Date: 2006-07-12 09:35 pm (UTC)From: [identity profile] hth-the-first.livejournal.com
a) And I keep trying to tell myself that's a reasonable choice to make, but there's just some part of me that doesn't get that. I can't *imagine* having a worldwide stage like that one and all the resources they have, and not saying to myself, okay, I'm not Joss Whedon or Tom Fontana or Aaron Sorkin, but what could I do with this show to make it as addictive and unforgettable as possible? I can't imagine being satisfied by saying, well, the ratings are reasonably good. I know there are people who can, and there's not necessarily anything wrong with seeing your job that way. Or at least, that's what I keep telling myself.

b) I know that Buffy is extraordinary; I'm really not asking everything in the world to rise to that level. There's always going to be a bell curve -- a few amazing shows, a few dreadful ones, a lot of reasonably watchable shows. I'm just not sure I think it *does* take a singular mind to approach something with the intention of making it special. That doesn't mean it'll always work out; I like BSG and I *love* Veronica Mars, and I think they're both good shows, but there have been plenty of times during the second season of both when I threw metaphorical rotten fruit at the screen and called the people in charge big, honking losers. They've blown it; most shows blow it from time to time. Christ, Joss blows it; I saw 7th season Buffy and 4th season Angel. Not living up to your highest goals is human weakness -- hell, the human condition -- and I'm pretty sympathetic to that, as a rule. Not *having* goals is just wasting your life, and it's painful to watch.

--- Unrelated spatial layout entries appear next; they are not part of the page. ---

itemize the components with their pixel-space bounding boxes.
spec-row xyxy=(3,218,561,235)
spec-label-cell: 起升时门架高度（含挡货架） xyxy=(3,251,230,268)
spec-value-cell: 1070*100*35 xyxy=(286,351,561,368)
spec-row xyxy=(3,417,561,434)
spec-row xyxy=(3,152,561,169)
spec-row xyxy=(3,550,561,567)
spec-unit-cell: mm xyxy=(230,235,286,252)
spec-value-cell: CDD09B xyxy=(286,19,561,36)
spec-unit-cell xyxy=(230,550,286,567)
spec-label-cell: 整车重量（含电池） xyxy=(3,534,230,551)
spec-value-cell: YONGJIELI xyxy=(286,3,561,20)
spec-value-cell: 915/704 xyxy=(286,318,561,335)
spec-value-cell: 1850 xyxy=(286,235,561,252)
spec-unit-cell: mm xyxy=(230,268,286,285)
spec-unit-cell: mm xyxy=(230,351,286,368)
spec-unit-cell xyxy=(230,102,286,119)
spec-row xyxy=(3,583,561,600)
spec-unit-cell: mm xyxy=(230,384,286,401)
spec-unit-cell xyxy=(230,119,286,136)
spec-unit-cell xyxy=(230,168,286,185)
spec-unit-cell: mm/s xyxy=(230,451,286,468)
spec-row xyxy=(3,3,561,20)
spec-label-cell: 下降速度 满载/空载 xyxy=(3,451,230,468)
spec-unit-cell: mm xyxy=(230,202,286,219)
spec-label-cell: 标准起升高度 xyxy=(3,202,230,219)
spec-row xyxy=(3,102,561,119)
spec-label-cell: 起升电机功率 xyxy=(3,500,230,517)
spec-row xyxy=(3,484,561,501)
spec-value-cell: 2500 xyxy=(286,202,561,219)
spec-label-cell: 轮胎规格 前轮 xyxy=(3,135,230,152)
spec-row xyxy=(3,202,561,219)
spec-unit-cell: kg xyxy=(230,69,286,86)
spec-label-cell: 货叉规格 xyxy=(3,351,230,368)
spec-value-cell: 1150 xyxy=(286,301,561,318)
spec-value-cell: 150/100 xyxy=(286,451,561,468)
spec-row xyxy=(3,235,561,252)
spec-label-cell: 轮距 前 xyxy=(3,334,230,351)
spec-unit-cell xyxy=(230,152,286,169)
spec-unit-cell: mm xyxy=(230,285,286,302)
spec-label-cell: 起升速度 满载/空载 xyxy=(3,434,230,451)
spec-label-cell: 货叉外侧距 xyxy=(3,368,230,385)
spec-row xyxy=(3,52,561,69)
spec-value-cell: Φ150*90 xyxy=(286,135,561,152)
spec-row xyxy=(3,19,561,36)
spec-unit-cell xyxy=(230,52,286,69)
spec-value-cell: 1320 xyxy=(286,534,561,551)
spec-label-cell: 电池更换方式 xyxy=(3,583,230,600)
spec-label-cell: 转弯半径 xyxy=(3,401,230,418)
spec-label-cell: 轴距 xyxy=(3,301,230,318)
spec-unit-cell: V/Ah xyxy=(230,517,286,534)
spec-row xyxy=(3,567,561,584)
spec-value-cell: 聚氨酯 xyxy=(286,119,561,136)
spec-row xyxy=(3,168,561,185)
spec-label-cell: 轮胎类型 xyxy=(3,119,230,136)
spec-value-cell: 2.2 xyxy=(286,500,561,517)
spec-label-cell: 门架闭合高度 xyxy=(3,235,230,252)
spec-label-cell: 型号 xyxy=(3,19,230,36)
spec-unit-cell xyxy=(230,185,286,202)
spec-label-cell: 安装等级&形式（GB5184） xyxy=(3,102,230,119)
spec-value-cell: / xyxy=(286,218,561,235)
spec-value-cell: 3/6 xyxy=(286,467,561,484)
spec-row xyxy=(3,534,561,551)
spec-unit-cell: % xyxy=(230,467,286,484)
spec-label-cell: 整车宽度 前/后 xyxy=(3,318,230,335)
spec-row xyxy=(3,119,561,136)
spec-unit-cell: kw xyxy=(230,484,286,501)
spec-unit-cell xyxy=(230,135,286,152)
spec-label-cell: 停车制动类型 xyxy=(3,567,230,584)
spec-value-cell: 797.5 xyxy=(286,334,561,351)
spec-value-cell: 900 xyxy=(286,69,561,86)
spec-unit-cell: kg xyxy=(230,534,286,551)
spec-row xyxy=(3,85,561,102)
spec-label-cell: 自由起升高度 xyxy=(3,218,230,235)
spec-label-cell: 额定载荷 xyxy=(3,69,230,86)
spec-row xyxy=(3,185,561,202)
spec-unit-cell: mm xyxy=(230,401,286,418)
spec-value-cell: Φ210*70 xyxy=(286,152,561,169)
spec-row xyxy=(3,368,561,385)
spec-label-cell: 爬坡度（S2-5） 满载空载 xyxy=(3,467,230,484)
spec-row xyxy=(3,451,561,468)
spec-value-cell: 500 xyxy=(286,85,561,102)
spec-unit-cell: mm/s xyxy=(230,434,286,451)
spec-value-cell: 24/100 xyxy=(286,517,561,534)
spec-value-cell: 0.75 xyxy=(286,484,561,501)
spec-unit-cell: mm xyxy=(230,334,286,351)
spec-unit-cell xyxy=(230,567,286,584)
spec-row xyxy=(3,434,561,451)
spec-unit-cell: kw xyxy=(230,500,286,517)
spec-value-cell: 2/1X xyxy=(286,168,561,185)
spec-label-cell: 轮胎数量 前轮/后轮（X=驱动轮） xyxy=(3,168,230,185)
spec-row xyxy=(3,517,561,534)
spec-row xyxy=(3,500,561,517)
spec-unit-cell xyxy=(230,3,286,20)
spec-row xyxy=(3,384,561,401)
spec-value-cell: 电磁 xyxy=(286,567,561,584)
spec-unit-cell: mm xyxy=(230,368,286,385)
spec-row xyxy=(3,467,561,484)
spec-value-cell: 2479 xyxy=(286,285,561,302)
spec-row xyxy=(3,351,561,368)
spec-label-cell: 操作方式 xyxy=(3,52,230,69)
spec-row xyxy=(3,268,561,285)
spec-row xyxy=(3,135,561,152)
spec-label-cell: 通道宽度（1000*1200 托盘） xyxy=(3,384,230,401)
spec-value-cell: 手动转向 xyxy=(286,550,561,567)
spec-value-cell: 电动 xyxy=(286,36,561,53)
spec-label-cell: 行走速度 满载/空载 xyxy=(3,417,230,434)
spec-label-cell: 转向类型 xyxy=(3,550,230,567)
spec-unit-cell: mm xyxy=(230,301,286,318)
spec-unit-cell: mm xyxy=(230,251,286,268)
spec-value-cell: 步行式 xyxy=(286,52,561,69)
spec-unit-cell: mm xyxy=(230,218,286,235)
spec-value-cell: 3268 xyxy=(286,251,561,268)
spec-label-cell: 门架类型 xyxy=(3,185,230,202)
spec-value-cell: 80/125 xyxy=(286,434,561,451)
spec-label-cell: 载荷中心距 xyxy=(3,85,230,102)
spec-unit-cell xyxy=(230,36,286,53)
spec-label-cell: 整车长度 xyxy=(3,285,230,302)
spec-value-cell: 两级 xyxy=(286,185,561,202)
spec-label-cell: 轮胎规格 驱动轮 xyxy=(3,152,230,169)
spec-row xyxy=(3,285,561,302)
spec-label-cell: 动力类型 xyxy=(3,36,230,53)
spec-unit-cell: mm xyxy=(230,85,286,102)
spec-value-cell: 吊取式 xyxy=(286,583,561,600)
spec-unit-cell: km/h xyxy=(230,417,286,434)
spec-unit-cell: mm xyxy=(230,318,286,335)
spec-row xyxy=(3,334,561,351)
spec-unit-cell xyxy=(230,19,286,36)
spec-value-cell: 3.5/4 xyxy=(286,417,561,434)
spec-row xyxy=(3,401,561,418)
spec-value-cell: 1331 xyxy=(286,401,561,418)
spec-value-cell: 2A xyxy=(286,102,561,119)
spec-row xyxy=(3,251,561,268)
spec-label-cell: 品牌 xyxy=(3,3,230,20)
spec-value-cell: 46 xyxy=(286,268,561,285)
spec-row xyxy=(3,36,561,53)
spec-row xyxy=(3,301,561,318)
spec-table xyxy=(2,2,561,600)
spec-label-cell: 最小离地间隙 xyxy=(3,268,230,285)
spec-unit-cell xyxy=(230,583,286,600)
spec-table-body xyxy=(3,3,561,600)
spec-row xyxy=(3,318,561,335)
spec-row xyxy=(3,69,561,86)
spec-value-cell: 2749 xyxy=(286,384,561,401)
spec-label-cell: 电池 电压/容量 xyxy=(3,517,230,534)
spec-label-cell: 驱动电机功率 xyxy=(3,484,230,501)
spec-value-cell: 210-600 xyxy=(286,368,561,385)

c) Those are indeed the episodes that make me happy enough not to hate the show completely. When they bring their A game, they do good action-adventure with a really endearing personal touch. I like Grace Under Pressure, I like Inferno, I like 38 Minutes. They're good at making characters likeable enough for us to genuinely worry about them when they're under the gun, and when the writers don't blow it by forcing the plots to hinge on inexplicable stupidity that would only happen if these people knew they had to go the full hour before they could get off screen, they turn out solid work. They're capable of solid work. That's what makes me depressed, because I think they'd probably be capable of more if they were willing to go there.

Date: 2006-07-13 05:03 am (UTC)From: [identity profile] stungunbilly.livejournal.com
I found this very comforting to read, as I go holding my breath and covering my eyes into Season 3.